While searching for aid, the pair spot an intruder and rush to the security room which they find abandoned, with signs of a violent struggle evident. The two are then attacked by the dead boy's father; Renni is killed and Mary Ann escapes by falling into an elevator, which brings her up to one of the tower's unfinished condominiums.

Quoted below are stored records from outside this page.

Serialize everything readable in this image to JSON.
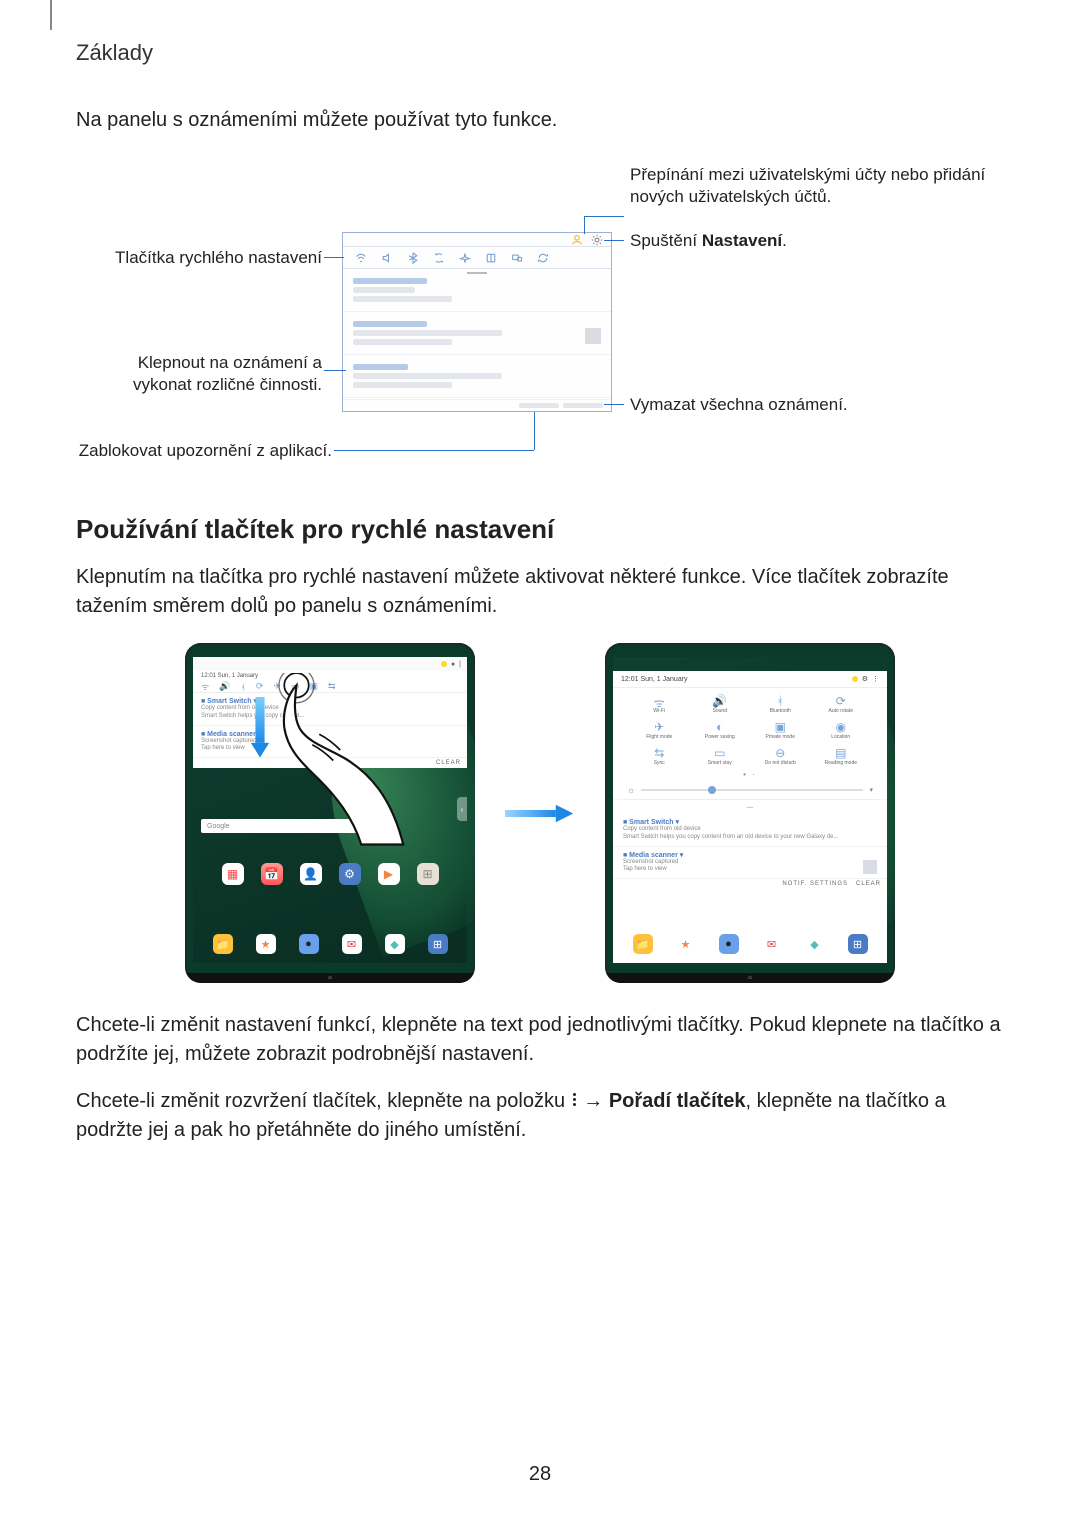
{
  "chapter": "Základy",
  "intro": "Na panelu s oznámeními můžete používat tyto funkce.",
  "callouts": {
    "quick_settings": "Tlačítka rychlého nastavení",
    "tap_notification": "Klepnout na oznámení a vykonat rozličné činnosti.",
    "block_app": "Zablokovat upozornění z aplikací.",
    "switch_user": "Přepínání mezi uživatelskými účty nebo přidání nových uživatelských účtů.",
    "launch_settings_pre": "Spuštění ",
    "launch_settings_bold": "Nastavení",
    "launch_settings_post": ".",
    "clear_all": "Vymazat všechna oznámení."
  },
  "h2": "Používání tlačítek pro rychlé nastavení",
  "para1": "Klepnutím na tlačítka pro rychlé nastavení můžete aktivovat některé funkce. Více tlačítek zobrazíte tažením směrem dolů po panelu s oznámeními.",
  "para2": "Chcete-li změnit nastavení funkcí, klepněte na text pod jednotlivými tlačítky. Pokud klepnete na tlačítko a podržíte jej, můžete zobrazit podrobnější nastavení.",
  "para3_a": "Chcete-li změnit rozvržení tlačítek, klepněte na položku ",
  "para3_b": " → ",
  "para3_bold": "Pořadí tlačítek",
  "para3_c": ", klepněte na tlačítko a podržte jej a pak ho přetáhněte do jiného umístění.",
  "page_number": "28",
  "screenshots": {
    "date": "12:01  Sun, 1 January",
    "search": "Google",
    "qs_labels": [
      "Wi-Fi",
      "Sound",
      "Bluetooth",
      "Auto rotate",
      "Flight mode",
      "Power saving",
      "Private mode",
      "Location",
      "Sync",
      "Smart stay",
      "Do not disturb",
      "Reading mode"
    ]
  }
}
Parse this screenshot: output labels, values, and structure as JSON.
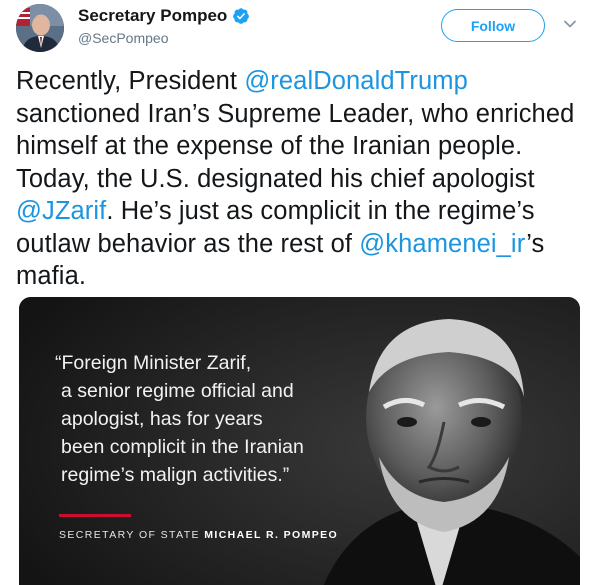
{
  "header": {
    "display_name": "Secretary Pompeo",
    "handle": "@SecPompeo",
    "follow_label": "Follow",
    "verified_icon": "verified-badge-icon",
    "caret_icon": "chevron-down-icon",
    "accent_color": "#1da1f2"
  },
  "tweet": {
    "segments": [
      {
        "type": "text",
        "text": "Recently, President "
      },
      {
        "type": "mention",
        "text": "@realDonaldTrump"
      },
      {
        "type": "text",
        "text": " sanctioned Iran’s Supreme Leader, who enriched himself at the expense of the Iranian people. Today, the U.S. designated his chief apologist "
      },
      {
        "type": "mention",
        "text": "@JZarif"
      },
      {
        "type": "text",
        "text": ". He’s just as complicit in the regime’s outlaw behavior as the rest of "
      },
      {
        "type": "mention",
        "text": "@khamenei_ir"
      },
      {
        "type": "text",
        "text": "’s mafia."
      }
    ]
  },
  "media": {
    "quote_lines": [
      "“Foreign Minister Zarif,",
      "a senior regime official and",
      "apologist, has for years",
      "been complicit in the Iranian",
      "regime’s malign activities.”"
    ],
    "attribution_prefix": "SECRETARY OF STATE",
    "attribution_name": "MICHAEL R. POMPEO",
    "rule_color": "#c8102e"
  }
}
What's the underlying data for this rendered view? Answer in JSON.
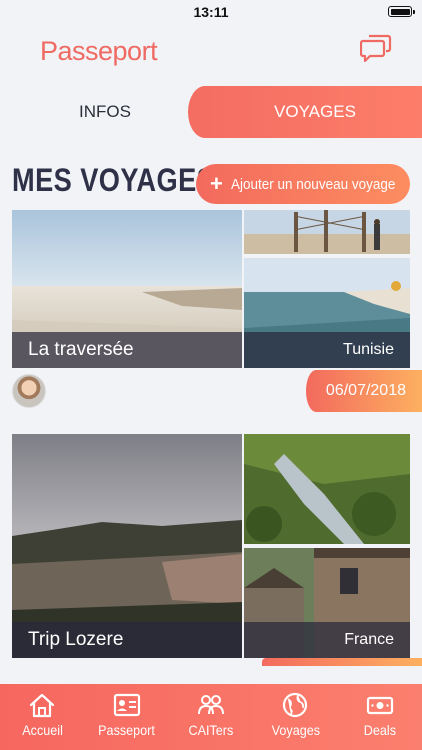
{
  "status": {
    "time": "13:11"
  },
  "header": {
    "title": "Passeport",
    "chat_icon": "chat-bubbles-icon"
  },
  "tabs": [
    {
      "label": "INFOS",
      "active": false
    },
    {
      "label": "VOYAGES",
      "active": true
    }
  ],
  "section": {
    "title": "MES VOYAGES",
    "add_button_label": "Ajouter un nouveau voyage"
  },
  "trips": [
    {
      "title": "La traversée",
      "country": "Tunisie",
      "date": "06/07/2018"
    },
    {
      "title": "Trip Lozere",
      "country": "France"
    }
  ],
  "bottom_nav": [
    {
      "label": "Accueil",
      "icon": "home-icon"
    },
    {
      "label": "Passeport",
      "icon": "id-card-icon"
    },
    {
      "label": "CAITers",
      "icon": "people-icon"
    },
    {
      "label": "Voyages",
      "icon": "globe-icon"
    },
    {
      "label": "Deals",
      "icon": "money-icon"
    }
  ],
  "colors": {
    "accent": "#f46d62",
    "title_dark": "#2e3147"
  }
}
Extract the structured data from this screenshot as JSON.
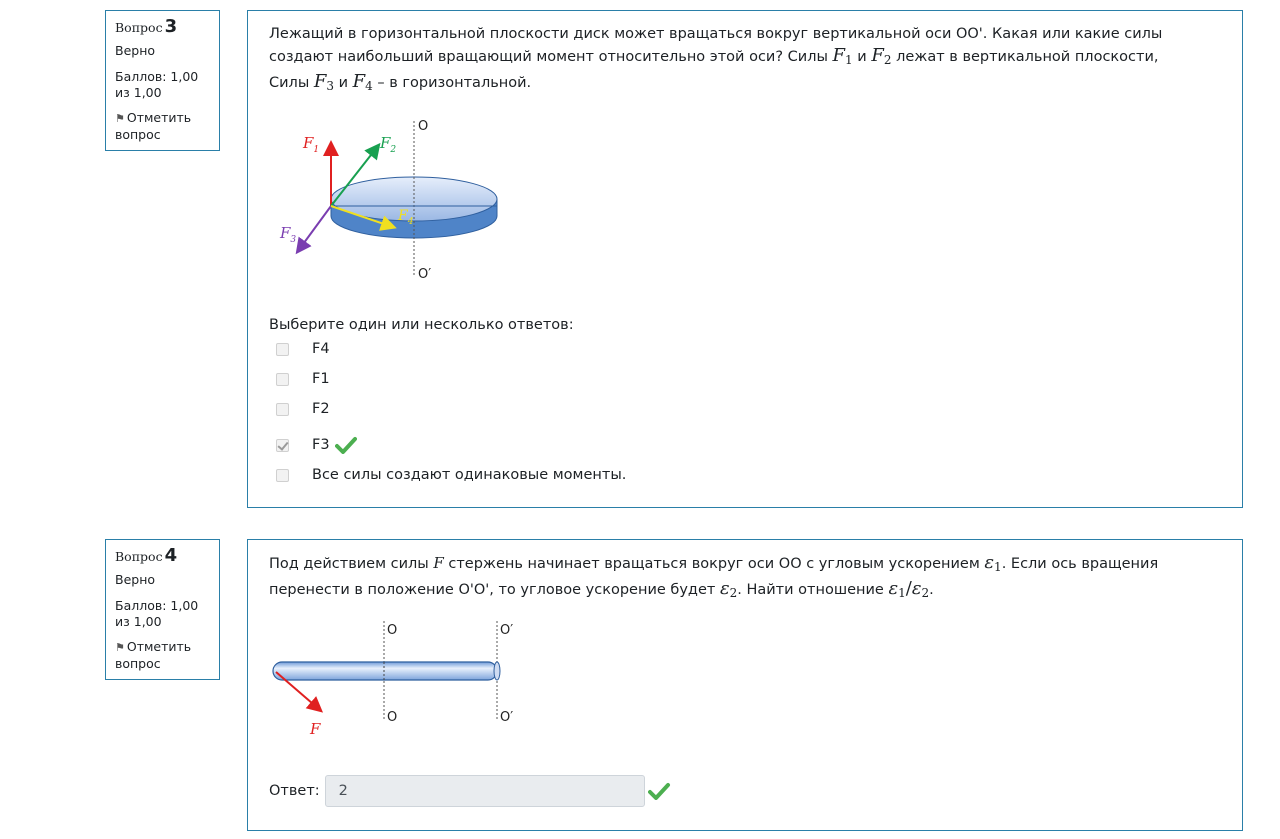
{
  "q3": {
    "info": {
      "label": "Вопрос",
      "number": "3",
      "state": "Верно",
      "grade": "Баллов: 1,00 из 1,00",
      "flag": "Отметить вопрос"
    },
    "text": {
      "line1": "Лежащий в горизонтальной плоскости диск может вращаться вокруг вертикальной оси OO'. Какая или какие силы",
      "line2_a": "создают наибольший вращающий момент относительно этой оси? Силы",
      "line2_b": "и",
      "line2_c": "лежат в вертикальной плоскости,",
      "line3_a": "Силы",
      "line3_b": "и",
      "line3_c": "– в горизонтальной."
    },
    "math": {
      "F": "F",
      "sub1": "1",
      "sub2": "2",
      "sub3": "3",
      "sub4": "4"
    },
    "figure": {
      "axis_top": "O",
      "axis_bottom": "O′",
      "f1": "F",
      "f2": "F",
      "f3": "F",
      "f4": "F",
      "s1": "1",
      "s2": "2",
      "s3": "3",
      "s4": "4",
      "colors": {
        "f1": "#e02020",
        "f2": "#18a050",
        "f3": "#7a3db0",
        "f4": "#f0e020",
        "disk": "#5b8ed0"
      }
    },
    "prompt": "Выберите один или несколько ответов:",
    "options": [
      {
        "label": "F4",
        "checked": false
      },
      {
        "label": "F1",
        "checked": false
      },
      {
        "label": "F2",
        "checked": false
      },
      {
        "label": "F3",
        "checked": true,
        "correct": true
      },
      {
        "label": "Все силы создают одинаковые моменты.",
        "checked": false
      }
    ]
  },
  "q4": {
    "info": {
      "label": "Вопрос",
      "number": "4",
      "state": "Верно",
      "grade": "Баллов: 1,00 из 1,00",
      "flag": "Отметить вопрос"
    },
    "text": {
      "line1_a": "Под действием силы",
      "line1_f": "F",
      "line1_b": "стержень начинает вращаться вокруг оси OO с угловым ускорением",
      "line1_c": ". Если ось вращения",
      "line2_a": "перенести в положение O'O', то угловое ускорение будет",
      "line2_b": ". Найти отношение",
      "line2_c": "."
    },
    "math": {
      "eps": "ε",
      "sub1": "1",
      "sub2": "2",
      "slash": "/"
    },
    "figure": {
      "axis1_top": "O",
      "axis1_bottom": "O",
      "axis2_top": "O′",
      "axis2_bottom": "O′",
      "force": "F"
    },
    "answer_label": "Ответ:",
    "answer_value": "2"
  },
  "colors": {
    "border": "#2a7fa8",
    "correct": "#4caf50"
  }
}
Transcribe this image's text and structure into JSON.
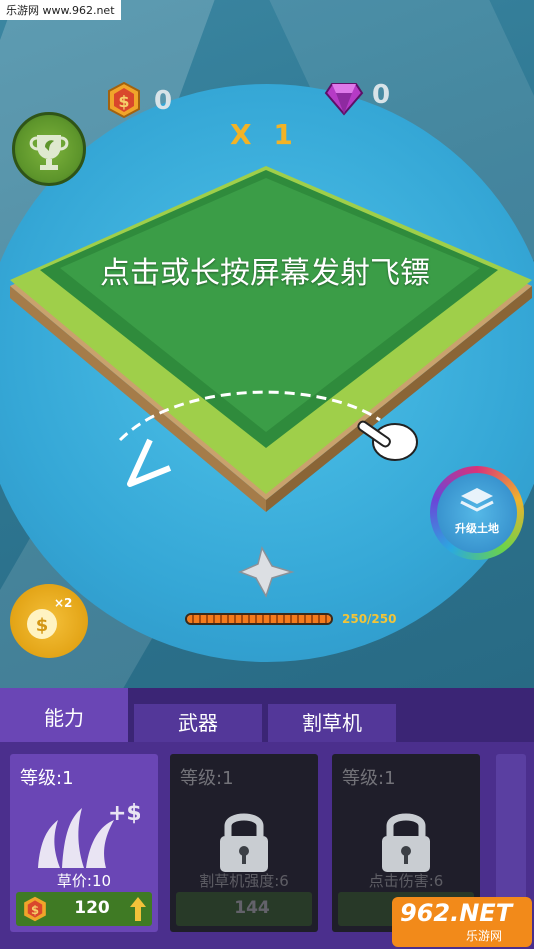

There she meets John Doe, a corporate spy who has been secretly living in the building in order to steal industrial secrets from NTX. While John goes to investigate Mary Ann's claims of there being a killer on the loose, Mary Ann, after another close encounter with the murderer, heads up to the penthouse apartment to seek aid from Harold Manley, the head of NTX. She finds Manley dead, with newspaper articles about NTX stabbed into his chest.

Mary Ann reunites with John, who had stumbled onto the bodies of a pair of murdered guards, and together they go looking for the building's remaining watchman. They find him just as he is fatally bludgeoned by the killer, who they narrowly evade. After John's arm is broken in the subsequent run-in with the maniac, he and Mary Ann separate with Mary Ann going into hiding in the parking garage. When the killer finds her, he and Mary Ann engage in a vehicular chase, during which the murderer's car begins leaking fuel. John, who had been drawn to the garage by the noise, sets the spilled gas on fire, blowing up the killer's car after he crashes it into Mary Ann's.

When the building comes out of automatic lockdown at 6:00am, John slips away. Mary Ann is treated by paramedics and questioned by the police. She returns home where she is greeted by John.

== Cast ==
- Kathleen Quinlan as Mary Ann Marshall
- Bruce Abbott as John Doe
- Katy Boyer as Renni
- Ben Loggins as Killer
- Tyrees Allen as Danny
- Miles Mutchler as Mr. Kappleman
- Wirt Cain as Harold Manley
- Bill Whitehead as Mr. Danuser

== Reception ==
Ray Loynd of the Los Angeles Times praised the film as "a tightly wrought thriller" while People's John Stark criticized it heavily, writing, "it has stilted dialogue, is badly acted and moves as quickly as a bloated buffalo. The title gives fair warning about what the movie is like to sit through." John Stanley, author of Creature Features: The Science Fiction, Fantasy, and Horror Movie Guide, similarly referred to Trapped as a "Clichéd TV-movie, lacking in originality."